2. We have heard both sides. We find that the law is well settled that in the case of processing houses, they are liable to pay duty of excise because they bring about the manufacture of the goods. Therefore, the reliance placed by the revenue on Notification No. 27/92. which provides exemption from the operation of registration required under Rule 174 subject to the condition that the manufacturer authorizes the person, who actually manufactures the goods to comply with all procedural formalities under the Central Excise Act and Rules made thereunder, to contend that in the present case, since the respondents have not authorized the processor in terms of the Notification, it is the respondents, who would be liable for duty payment, is not tenable in the light of the Tribunal’s order in the case of Vadilal Embroidery Unit v. CCE, Mumbai-II , wherein the Tribunal has held that Notification No. 27/92 is relevant only for application or otherwise of Rule 174 and has nothing to do with the payment of duty, and the decision in the case of CCE, Surat v. Kalpana Silk Mills , holding that grey fabrics supplier (merchant manufacturer) is not manufacturer and is not liable to pay duty short paid by processor/job worker. No contrary decision has been brought to our notice by the Ld. SDR. We, therefore, uphold the finding of the lower appellate authority that the respondents cannot be saddled with any duty liability as they are not the manufacturer of the goods in question. We, therefore, reject the prayer of the revenue for upholding the adjudication order in so far as it relates to duty confirmation against the respondents.

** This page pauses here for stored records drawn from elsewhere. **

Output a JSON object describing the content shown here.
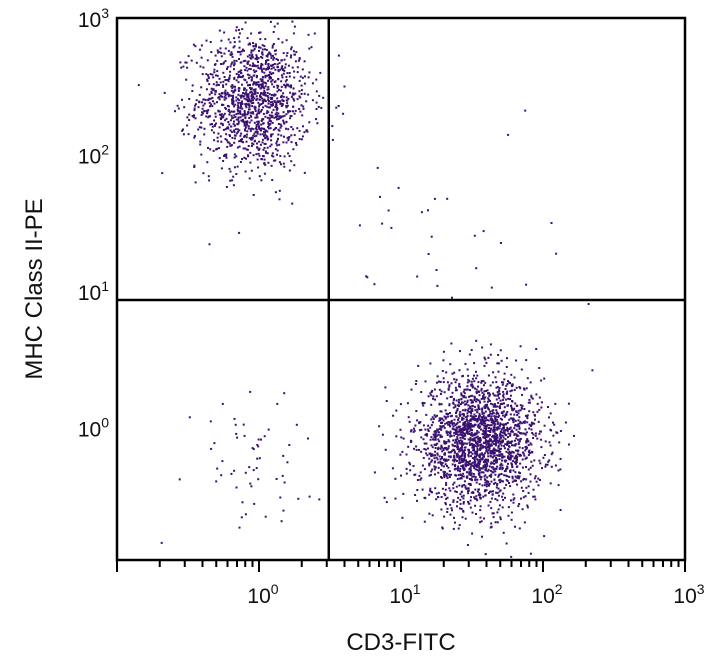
{
  "chart_data": {
    "type": "scatter",
    "title": "",
    "xlabel": "CD3-FITC",
    "ylabel": "MHC Class II-PE",
    "x_scale": "log",
    "y_scale": "log",
    "xlim": [
      0.1,
      1000
    ],
    "ylim": [
      0.107,
      1000
    ],
    "x_ticks": [
      {
        "value": 1,
        "base": "10",
        "exp": "0"
      },
      {
        "value": 10,
        "base": "10",
        "exp": "1"
      },
      {
        "value": 100,
        "base": "10",
        "exp": "2"
      },
      {
        "value": 1000,
        "base": "10",
        "exp": "3"
      }
    ],
    "y_ticks": [
      {
        "value": 1,
        "base": "10",
        "exp": "0"
      },
      {
        "value": 10,
        "base": "10",
        "exp": "1"
      },
      {
        "value": 100,
        "base": "10",
        "exp": "2"
      },
      {
        "value": 1000,
        "base": "10",
        "exp": "3"
      }
    ],
    "quadrant_gates": {
      "x": 3.1,
      "y": 8.6
    },
    "grid": false,
    "point_color": "#3a1070",
    "populations": [
      {
        "quadrant": "upper-left",
        "center": [
          0.9,
          250
        ],
        "spread_log10": [
          0.2,
          0.25
        ],
        "count": 1300
      },
      {
        "quadrant": "lower-right",
        "center": [
          35,
          0.8
        ],
        "spread_log10": [
          0.22,
          0.24
        ],
        "count": 2100
      },
      {
        "quadrant": "lower-left",
        "center": [
          0.8,
          0.6
        ],
        "spread_log10": [
          0.25,
          0.25
        ],
        "count": 60
      },
      {
        "quadrant": "upper-right",
        "center": [
          20,
          30
        ],
        "spread_log10": [
          0.4,
          0.5
        ],
        "count": 35
      }
    ]
  }
}
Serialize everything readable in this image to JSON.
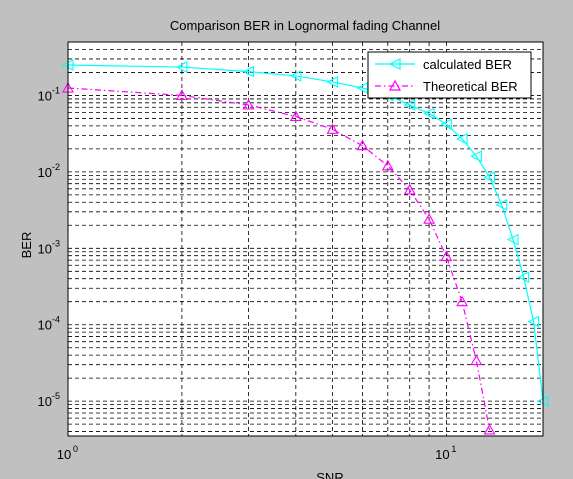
{
  "figure": {
    "background": "#c0c0c0",
    "axes_background": "#ffffff"
  },
  "chart_data": {
    "type": "line",
    "title": "Comparison BER in Lognormal fading Channel",
    "xlabel": "SNR",
    "ylabel": "BER",
    "xscale": "log",
    "yscale": "log",
    "xlim": [
      1,
      18
    ],
    "ylim": [
      3.5e-06,
      0.5
    ],
    "grid": "major and minor, dashed",
    "legend_position": "top-right",
    "x_ticks": [
      {
        "value": 1,
        "base": "10",
        "exp": "0"
      },
      {
        "value": 10,
        "base": "10",
        "exp": "1"
      }
    ],
    "y_ticks": [
      {
        "value": 1e-05,
        "base": "10",
        "exp": "-5"
      },
      {
        "value": 0.0001,
        "base": "10",
        "exp": "-4"
      },
      {
        "value": 0.001,
        "base": "10",
        "exp": "-3"
      },
      {
        "value": 0.01,
        "base": "10",
        "exp": "-2"
      },
      {
        "value": 0.1,
        "base": "10",
        "exp": "-1"
      }
    ],
    "series": [
      {
        "name": "calculated BER",
        "color": "#00ffff",
        "line": "solid",
        "marker": "triangle-left",
        "x": [
          1,
          2,
          3,
          4,
          5,
          6,
          7,
          8,
          9,
          10,
          11,
          12,
          13,
          14,
          15,
          16,
          17,
          18
        ],
        "y": [
          0.25,
          0.235,
          0.205,
          0.18,
          0.15,
          0.125,
          0.1,
          0.075,
          0.058,
          0.042,
          0.027,
          0.016,
          0.0085,
          0.0037,
          0.0013,
          0.00042,
          0.00011,
          1e-05
        ]
      },
      {
        "name": "Theoretical BER",
        "color": "#ff00ff",
        "line": "dashdot",
        "marker": "triangle-up",
        "x": [
          1,
          2,
          3,
          4,
          5,
          6,
          7,
          8,
          9,
          10,
          11,
          12,
          13
        ],
        "y": [
          0.125,
          0.1,
          0.075,
          0.053,
          0.036,
          0.022,
          0.012,
          0.0058,
          0.0024,
          0.00078,
          0.0002,
          3.4e-05,
          4.2e-06
        ]
      }
    ]
  }
}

3. As regards confiscation, we are of the view that it is required to be upheld as processed fabrics were admittedly received by the respondents knowing that they had not discharged the duty liability. The respondents are also liable to penalty under the provisions of Rule 173Q/209A as they have dealt with the goods (processed fabrics) with the knowledge that such goods were liable to confiscation for the reason that they had been cleared by the processors without payment of duty. We, therefore, hold that the respondents herein are liable to penalty and restore the adjudication orders in so far as they relate to imposition of penalty.
4. In the result, we sustain the Commissioner (Appeals)’s finding that no duty can be recovered from the respondents but set aside his finding that the respondents are not liable to any penalty. In the result, the appeals of the revenue are partly allowed in the above terms.